Les leaders du mouvement soulignent que la "révolution" n'a pas encore atteint ses objectifs. "Oui, nous avons renversé le dictateur, mais ses lois sont encore en place", a souligné dans un communiqué l'Alliance pour la liberté et le changement (ALC), qui regroupe plusieurs formations parties prenantes de la contestation.

"Il n'y a pas de raison de se réjouir maintenant (...). Nous n'en sommes pas à la victoire", ont ajouté les chefs de file de la contestation en demandant aux participants au sit-in de rester mobilisés.

"Nous restons sur place"

Le climat avec l'armée s'est tendu parallèlement au durcissement des revendications des contestataires en faveur d'un gouvernement civil.

Lundi, l'Association des professionnels soudanais (SPA), fer de lance du mouvement et membre de l'ALC, a dénoncé une tentative de dispersion du sit-in, sans toutefois en identifier les auteurs.

Mardi, des témoins ont fait état de véhicules avec des paramilitaires déployés sur un pont reliant Khartoum à la zone du sit-in.

"On a peur qu'on nous vole notre révolution, c'est pourquoi nous restons sur place, et nous ne partirons pas avant d'obtenir satisfaction à nos demandes", a ajouté la manifestante interrogée par l'AFP, Fadia Khalaf.

Lundi, la SPA a exigé que le Conseil militaire soit dissout et remplacé par un conseil civil, comprenant aussi des représentants de l'armée. Elle en a fait une condition à une éventuelle participation à un futur gouvernement de transition.

Et les manifestants semblaient déterminés mercredi à rester devant le QG de l'armée, en dépit de la chaleur brûlante.

"Nous en souffrons, mais quand je pense à ceux qui ont été tués dans la contestation, cela me donne de l'énergie pour continuer", a expliqué Ossama Hussein, s'affairant à nettoyer autour de lui.

Une femme servant le thé a affirmé être venu à quatre reprises ces derniers jours: "je sens que ces personnes qui observent le sit-in sont comme mes enfants. J'ai souffert sous le régime (...) Cette révolution est pour moi".

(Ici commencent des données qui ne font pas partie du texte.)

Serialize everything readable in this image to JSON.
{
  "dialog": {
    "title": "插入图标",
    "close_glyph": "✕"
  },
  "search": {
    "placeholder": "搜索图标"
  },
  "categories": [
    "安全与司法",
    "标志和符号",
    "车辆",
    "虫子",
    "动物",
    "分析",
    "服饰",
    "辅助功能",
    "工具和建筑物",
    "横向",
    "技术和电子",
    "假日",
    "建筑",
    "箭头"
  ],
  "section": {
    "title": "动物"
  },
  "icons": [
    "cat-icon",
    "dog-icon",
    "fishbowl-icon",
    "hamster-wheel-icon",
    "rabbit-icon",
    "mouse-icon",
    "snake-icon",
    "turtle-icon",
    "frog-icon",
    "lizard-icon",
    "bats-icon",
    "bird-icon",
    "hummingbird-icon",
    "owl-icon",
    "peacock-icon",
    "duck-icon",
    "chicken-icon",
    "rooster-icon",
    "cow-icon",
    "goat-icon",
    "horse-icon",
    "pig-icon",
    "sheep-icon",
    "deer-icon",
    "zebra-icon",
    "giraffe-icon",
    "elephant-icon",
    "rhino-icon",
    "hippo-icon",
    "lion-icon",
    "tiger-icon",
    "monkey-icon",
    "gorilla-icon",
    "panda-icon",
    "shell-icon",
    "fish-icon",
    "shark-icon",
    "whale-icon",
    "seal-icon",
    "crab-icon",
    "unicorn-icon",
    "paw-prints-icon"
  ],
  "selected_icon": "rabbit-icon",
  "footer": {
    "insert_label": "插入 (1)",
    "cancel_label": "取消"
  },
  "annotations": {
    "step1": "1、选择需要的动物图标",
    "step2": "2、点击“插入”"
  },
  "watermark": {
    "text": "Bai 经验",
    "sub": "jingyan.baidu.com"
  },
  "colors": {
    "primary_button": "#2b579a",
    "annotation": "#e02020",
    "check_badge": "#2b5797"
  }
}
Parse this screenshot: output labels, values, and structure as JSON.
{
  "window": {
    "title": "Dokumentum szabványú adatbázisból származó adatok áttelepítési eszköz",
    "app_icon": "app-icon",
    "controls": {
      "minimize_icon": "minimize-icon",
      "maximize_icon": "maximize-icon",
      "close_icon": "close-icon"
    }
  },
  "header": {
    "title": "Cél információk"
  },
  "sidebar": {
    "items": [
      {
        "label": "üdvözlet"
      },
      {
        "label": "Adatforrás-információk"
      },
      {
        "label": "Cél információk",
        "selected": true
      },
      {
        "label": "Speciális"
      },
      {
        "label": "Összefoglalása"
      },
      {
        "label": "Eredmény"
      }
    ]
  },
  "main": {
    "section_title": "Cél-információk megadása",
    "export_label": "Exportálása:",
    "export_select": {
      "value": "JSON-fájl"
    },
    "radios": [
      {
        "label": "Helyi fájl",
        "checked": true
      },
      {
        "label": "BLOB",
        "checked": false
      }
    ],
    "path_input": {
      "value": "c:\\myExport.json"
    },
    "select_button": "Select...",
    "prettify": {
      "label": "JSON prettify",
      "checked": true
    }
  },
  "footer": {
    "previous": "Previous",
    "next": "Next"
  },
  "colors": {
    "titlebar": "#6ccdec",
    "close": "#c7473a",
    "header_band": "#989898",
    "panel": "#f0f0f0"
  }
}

Samedi, le général Abdel Fattah Buhrane a promis "d'éliminer les racines" du régime d'Omar el-Béchir. Le Conseil militaire qu'il dirige compte toutefois parmi ses dix membres des piliers du régime sortant.

Ultimatum de l'Union africaine

Concernant le sort d'Omar el-Béchir, visé par des mandats d'arrêt de la Cour pénale internationale (CPI) pour "crimes de guerre" et "crimes contre l'humanité" puis pour "génocide" au Darfour, le pouvoir militaire a d'abord affirmé qu'il refuserait de l'extrader.

Lundi, par la voix du général Jalaluddine Cheikh, il a néanmoins indiqué que la décision serait "prise par un gouvernement populaire élu et non par le Conseil militaire".

Sur le plan diplomatique, le secrétaire général de l'ONU, Antonio Guterres, a nommé mardi un émissaire pour le Soudan, l'avocat sud-africain Nicholas Haysom, afin d'aider l'Union africaine (UA) à conduire une médiation.

L'UA a menacé lundi de suspendre le Soudan si l'armée ne quittait pas le pouvoir au profit d'une "autorité politique civile" d'ici 15 jours.

La cheffe de la diplomatie de l'UE Federica Mogherini a dit espérer que la transition porterait au pouvoir "un gouvernement civil". Londres a apporté son soutien "à l'appel de l'UA".

Les Etats-Unis ont indiqué être prêts à retirer le Soudan de leur liste des pays accusés de soutenir le "terrorisme" si le Conseil militaire engageait un "changement fondamental" de gouvernance, selon un responsable du Département d'Etat faisant état de discussions avec Khartoum.

Il a aussi précisé que Washington avait poussé le Conseil militaire à "agir rapidement" pour inclure des civils dans un gouvernement provisoire et organiser des élections.

En Arabie saoudite, le roi Salmane a accueilli mardi le prince héritier d'Abou Dhabi, ont annoncé les médias saoudiens, après le soutien accordé par ces deux alliés aux militaires soudanais. Le Soudan est d'une grande importance stratégique pour ces deux puissances du Golfe.